Благородные дети оставили мне в холодильнике полбанки абрикосового джема. Печенье я принесла с собой. Больше в доме еды не было – после Валерика, как я уже говорила, в холодильник можно не заглядывать. Но раз я позвала человека на кофе, то обедом его угощать не обязана.
Мы сели за стол. Такса Рома внизу аппетитно хрустела печеньем. Кофе я завариваю хорошо, не стыдно перед незнакомым человеком. Владимир Иванович снял очки, отхлебнул кофе, взял печенье и посмотрел в задумчивости на абрикосовый джем. Я подвинула ему баночку поближе и ободряюще кивнула. Он намазал джем неприлично толстым слоем, потом смутился:
– С детства люблю!
Я промолчала, потому что сама любила то же самое. Мы выпили по две чашки кофе, съели все печенье, поболтали о пустяках. Владимир Иванович сказал, что домой к себе Ромку взять никак не может – живет в центре, гулять абсолютно негде. Кроме того, хулиганский пес, будучи однажды у него дома, уже изгрыз два холста и перемешал все краски. Потом он с сожалением поднялся и стал искать свою таксу по квартире. Ромка забился под диван и не хотел уходить.
– Оставьте его здесь, – неожиданно предложила я.
– Что вы, неудобно!
– Оставляйте, мои все равно дома сидят, завтра погуляют, а вечером я сама.

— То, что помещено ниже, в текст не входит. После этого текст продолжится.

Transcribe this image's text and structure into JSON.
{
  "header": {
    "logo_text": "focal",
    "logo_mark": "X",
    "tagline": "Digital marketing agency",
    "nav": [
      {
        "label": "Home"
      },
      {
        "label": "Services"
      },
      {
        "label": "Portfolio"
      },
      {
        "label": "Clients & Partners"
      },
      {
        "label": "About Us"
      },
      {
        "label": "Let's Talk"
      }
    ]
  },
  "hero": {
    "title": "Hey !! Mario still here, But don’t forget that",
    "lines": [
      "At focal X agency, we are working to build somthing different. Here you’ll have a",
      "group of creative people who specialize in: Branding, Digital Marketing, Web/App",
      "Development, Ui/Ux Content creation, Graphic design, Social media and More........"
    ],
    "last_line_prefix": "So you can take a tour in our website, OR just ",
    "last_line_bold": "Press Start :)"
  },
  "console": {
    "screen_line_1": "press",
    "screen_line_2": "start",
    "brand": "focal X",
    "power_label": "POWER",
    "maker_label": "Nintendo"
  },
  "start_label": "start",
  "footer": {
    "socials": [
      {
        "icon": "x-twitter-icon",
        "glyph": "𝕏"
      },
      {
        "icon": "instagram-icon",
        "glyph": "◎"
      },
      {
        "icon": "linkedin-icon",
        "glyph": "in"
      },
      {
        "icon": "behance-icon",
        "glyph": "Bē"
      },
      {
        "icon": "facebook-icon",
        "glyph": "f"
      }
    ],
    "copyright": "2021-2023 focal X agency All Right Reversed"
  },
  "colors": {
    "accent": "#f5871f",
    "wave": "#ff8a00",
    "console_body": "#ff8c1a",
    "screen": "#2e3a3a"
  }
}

– Получается, как я вроде напросился, – сконфузился Владимир Иванович.
– Ничего страшного, а то пес сидит целыми днями один, скучает.
– Да, он воет ночью, соседи жалуются. Тогда я сейчас еды принесу, он обжора такой, объест вас совсем…
Владимир Иванович сбегал в тещину квартиру и принес кастрюлю с мясом.
– Ему на три дня хватит, можно овсянки добавить.
Прощаясь, он даже взял меня за руку.
– Спасибо вам, Наталья… – он замялся, вспоминая мое отчество, но я махнула рукой – не мучайтесь, мол, – я забегу послезавтра.
– Лучше в субботу, вместе и погуляем.
– Хорошо, вот мой телефон на всякий случай. И еще я хотел спросить – мы раньше не встречались?
Вот оно! Я даже вздрогнула. Значит, он вспомнил. Но мне почему-то не хотелось рассказывать ему сейчас про карточку. Я чувствовала себя виноватой, ведь это из-за меня его стукнули по голове. Тут кстати заплакал внук, и я с облегчением закрыла дверь за лохматым художником.
Во втором часу ночи меня разбудил лай таксы. В прихожей слышалась возня, ругань и рычание. Возникнув спросонья на пороге, я увидела, что Валерик, достаточно пьяный, стоит на четвереньках и одежной щеткой пытается достать бедного Ромку из-под вешалки.
– Кусаться ты еще будешь! – рычал он не хуже собаки.
– Что, и правда укусил? – не сумела я скрыть своей радости, уж очень они мне надоели.
– Вот, – Валерик показал палец.
– Даже не до крови, – разочарованно протянула я, – шестьдесят уколов не придется делать… Оставь в покое собаку!
– А чего он кусается! – заныл Валерик, он дошел до слезливой стадии опьянения.
– Собаки пьяных не любят, – наставительно сказала я, – вот не напивался бы как свинья, он бы тебя не тронул.
Зять обиделся на «свинью» и уселся в коридоре прямо на пол. Лизке было неудобно передо мной, она пыталась его поднять, опять залаяла такса Ромуальд, а из их комнаты послышался плач внука. Странно, что он только теперь проснулся! Лизавета посмотрела на меня умоляющими глазами, но я вспомнила давешнюю гору грязной посуды и не тронулась с места. Бросив Валерика, который тут же задремал, положив голову на ящик для обуви, Лизка побежала в комнату к ребенку, и тут послышался стук по батарее.
Над нами живет пенсионер Григорий Полиенович, не то Герой Социалистического Труда, не то инвалид умственного, но очень заслуженный. Ночью у него бессонница, он лежит и слушает соседей. Дом, как я уже говорила, у нас блочный, слышимость потрясающая, а Полиеныч, как услышит шум, так сразу начинает по батарее стучать. Ему скучно одному не спать, он хочет, чтобы весь дом бодрствовал. Но на этот раз он, пожалуй, был прав, гомонили мы здорово.
В комнате Лизавета плачущим голосом укачивала ребенка. Ничего, милая, привыкай к семейной жизни!
Я накрыла Валерика Лизкиной шубой, вытащила из-под вешалки перепуганного Ромуальда и ушла спать. Завтра надо умотать на работу пораньше, пока Полиеныч ругаться не пришел, пусть они тут сами разбираются.